A group of social and behaviour change communication specialists voluntarily offered their expertise to the subcommittee and developed a mass and social media campaign dubbed Tonsemberera, Luganda for ‘keep your distance’.  The campaign, which encourages distancing as well as other precautionary measures recommended by the national task force has since been adopted by the subcommittee and has been launched as the official national campaign for the Uganda COVID-19 response.
‘Each one came with what he has’, noted the RCSM-CE chairman, ‘We are all learning and we are in it together.

The community took our messages seriously

An April 2020 Ministry of Health online survey of over 12,000 social media users, revealed that 98 per cent of respondents were significantly aware about COVID-19 and 100 per cent perceived the severity of the outbreak. During the fourth week of April 2020 alone, a total of 7979 calls were received at the Ministry of Health call centres set up by the RCSM-CE subcommittee, inquiring about the disease or reporting suspected cases.

At a popular rest-stop on the Kampala-Masaka Highway towards western Uganda, handwashing is enforced to the letter. On his way to the restroom, a member of the RCSM-CE subcommittee was accosted by a waitress, ‘Please wash your hands sir’. An explanation was met with the same instruction, ‘First wash your hands sir.’ 

Though the communities have been highly responsive, the social economic impact of an extensive lockdown is challenging the risk perception in the communities. 

Mandi Chikombero, UNICEF Uganda’s Communication for Development Specialist, explains that communities perceive risk when, in addition to other factors, they ‘see’ death, and with a zero COVID-19 death rate in the country, there is a possibility of laxity as communities pursue improved economic livelihoods. As at 6 May, Uganda had confirmed 100 cases, 55 of whom have been discharged, with no deaths registered.
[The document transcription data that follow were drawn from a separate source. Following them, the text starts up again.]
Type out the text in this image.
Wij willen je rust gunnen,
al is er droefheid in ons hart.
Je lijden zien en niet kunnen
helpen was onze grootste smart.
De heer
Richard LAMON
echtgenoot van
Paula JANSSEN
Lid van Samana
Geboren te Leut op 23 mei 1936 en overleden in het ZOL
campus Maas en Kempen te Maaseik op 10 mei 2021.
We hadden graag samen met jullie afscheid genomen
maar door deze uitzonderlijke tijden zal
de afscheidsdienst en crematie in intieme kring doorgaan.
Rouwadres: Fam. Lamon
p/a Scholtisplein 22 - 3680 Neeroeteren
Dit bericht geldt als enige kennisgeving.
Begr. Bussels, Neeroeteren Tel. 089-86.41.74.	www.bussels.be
"It is clear that collective effort, consistent communication and innovation in community engagement are playing a key role in country preparation and response to COVID-19"

Mandi adds.

‘As co-chair of the RCSM-CE task force, UNICEF is continually reviewing and documenting the key lessons learned, to further enhance the response strategy for this and any future epidemics. The ultimate goal is awareness and safety for every child and their families.’

Other members of the evolving RCSM-CE task force include Airtel, AMREF Health Africa, BRAC, Center for Disease Control and Prevention, Communication for Development Foundation Uganda, Development Media International, Health Communication Resources Community Development Centre, Uganda Red Cross, Kampala Capital City Authority, Living Goods, Marie Stopes, Medical Teams International, MTN, Restless Development, Save the Children, Social and Behaviour Change Communication professionals, Ubuntu Bafumbira United Association, Uganda Peoples Defence Forces, Uganda Police, UNCDF, UNHCR, USAID, Water Aid, WHO and World Vision.